Why it's the first pass everyone implements
- Cheap. Linear scan; no analyses required.
- Cascades. Folding one operation usually enables folding several more — the compiler equivalent of compound interest.
- High value. Source code is rich in constants:
(width * 4 + padding * 2) / 8— every operation here can fold once the user picks values. - Foundation for everything. Inlining + constant folding + propagation is how you get the C++ template-meta-programming style of zero-cost abstraction.
Implementation walkthrough
bool constFold(Function& fn) {
bool changed = false;
// Step 1: propagate.
unordered_map<int, Value> constMap;
buildConstMap(fn, constMap); // tN -> Value if sole def is Move-of-const
for (auto& bb : fn.blocks)
for (auto& ins : bb.instrs)
for (auto& s : ins.srcs)
if (substituteOperand(s, constMap)) changed = true;
// Step 2: fold what's now foldable.
for (auto& bb : fn.blocks) {
for (auto& ins : bb.instrs) {
// binary, unary, cjmp-on-const ...
}
}
return changed;
}
The crucial check is buildConstMap: a temp is eligible for
substitution only if it has exactly one definition. In real SSA
that's automatic. In our TAC IR it's true for builder-generated
temps but we double-check because future passes might break the
invariant.
What we don't do (yet)
- Algebraic identities —
x + 0 → x,x * 1 → x,x - x → 0. Every textbook calls these "strength reductions" and they're trivial to add to the fold loop. - Comparison strength reduction —
x < x → false,x == x → true. - GVN (Global Value Numbering) — recognising that
t1 = add a, bandt2 = add a, balways compute the same value, sot2can be replaced witht1. - Conditional constant propagation (SCCP) — Wegman-Zadeck (1991).

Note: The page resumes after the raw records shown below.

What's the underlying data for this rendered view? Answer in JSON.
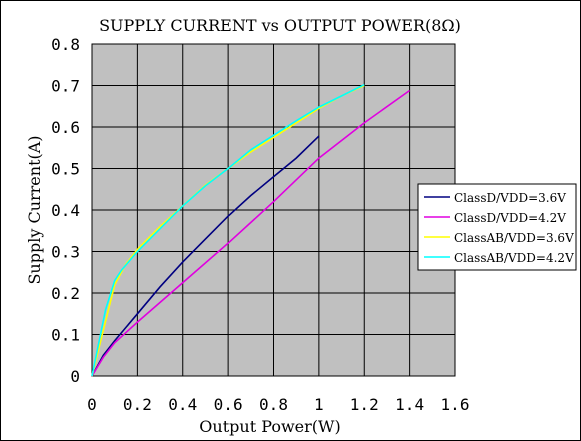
{
  "chart_data": {
    "type": "line",
    "title": "SUPPLY CURRENT vs OUTPUT POWER(8Ω)",
    "xlabel": "Output Power(W)",
    "ylabel": "Supply Current(A)",
    "xlim": [
      0,
      1.6
    ],
    "ylim": [
      0,
      0.8
    ],
    "xticks": [
      "0",
      "0.2",
      "0.4",
      "0.6",
      "0.8",
      "1",
      "1.2",
      "1.4",
      "1.6"
    ],
    "yticks": [
      "0",
      "0.1",
      "0.2",
      "0.3",
      "0.4",
      "0.5",
      "0.6",
      "0.7",
      "0.8"
    ],
    "grid": true,
    "legend_position": "right",
    "plot_background": "#c0c0c0",
    "series": [
      {
        "name": "ClassD/VDD=3.6V",
        "color": "#000080",
        "points": [
          [
            0,
            0
          ],
          [
            0.05,
            0.05
          ],
          [
            0.1,
            0.085
          ],
          [
            0.2,
            0.15
          ],
          [
            0.3,
            0.215
          ],
          [
            0.4,
            0.275
          ],
          [
            0.5,
            0.33
          ],
          [
            0.6,
            0.385
          ],
          [
            0.7,
            0.435
          ],
          [
            0.8,
            0.48
          ],
          [
            0.9,
            0.525
          ],
          [
            1.0,
            0.578
          ]
        ]
      },
      {
        "name": "ClassD/VDD=4.2V",
        "color": "#e000e0",
        "points": [
          [
            0,
            0
          ],
          [
            0.05,
            0.045
          ],
          [
            0.1,
            0.08
          ],
          [
            0.2,
            0.13
          ],
          [
            0.4,
            0.225
          ],
          [
            0.6,
            0.32
          ],
          [
            0.8,
            0.42
          ],
          [
            1.0,
            0.525
          ],
          [
            1.2,
            0.61
          ],
          [
            1.4,
            0.688
          ]
        ]
      },
      {
        "name": "ClassAB/VDD=3.6V",
        "color": "#ffff00",
        "points": [
          [
            0,
            0
          ],
          [
            0.05,
            0.11
          ],
          [
            0.1,
            0.22
          ],
          [
            0.15,
            0.27
          ],
          [
            0.2,
            0.305
          ],
          [
            0.3,
            0.36
          ],
          [
            0.4,
            0.41
          ],
          [
            0.5,
            0.46
          ],
          [
            0.6,
            0.5
          ],
          [
            0.7,
            0.54
          ],
          [
            0.8,
            0.575
          ],
          [
            0.9,
            0.61
          ],
          [
            1.0,
            0.645
          ],
          [
            1.1,
            0.675
          ],
          [
            1.2,
            0.7
          ]
        ]
      },
      {
        "name": "ClassAB/VDD=4.2V",
        "color": "#00ffff",
        "points": [
          [
            0,
            0
          ],
          [
            0.03,
            0.08
          ],
          [
            0.06,
            0.16
          ],
          [
            0.1,
            0.23
          ],
          [
            0.13,
            0.255
          ],
          [
            0.2,
            0.3
          ],
          [
            0.3,
            0.355
          ],
          [
            0.4,
            0.41
          ],
          [
            0.5,
            0.458
          ],
          [
            0.6,
            0.5
          ],
          [
            0.7,
            0.545
          ],
          [
            0.8,
            0.58
          ],
          [
            0.9,
            0.615
          ],
          [
            1.0,
            0.648
          ],
          [
            1.1,
            0.675
          ],
          [
            1.2,
            0.702
          ]
        ]
      }
    ]
  }
}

Folds across control flow: if every reaching def of
xis the same constant, treatxas that constant.
LLVM's InstCombine is the production-grade version of this pass —
~10k lines and counting, and it's still one of the most-modified files
in the LLVM tree.
The cjmp rewrite is special
cjmp <const>, bbT, bbF
→ jmp bbT // if const is truthy
→ jmp bbF // otherwise
This is the single most important fold for any compiler because it
exposes dead code to simplifyCFG. if (false) { huge_block }
disappears entirely once cjmp folds and simplifyCFG drops the
unreachable side.
This pattern — "fold the predicate, then simplify the CFG" — is
exactly what makes if constexpr viable in C++17 and what makes
generic monomorphisation in Rust/Go produce reasonable code.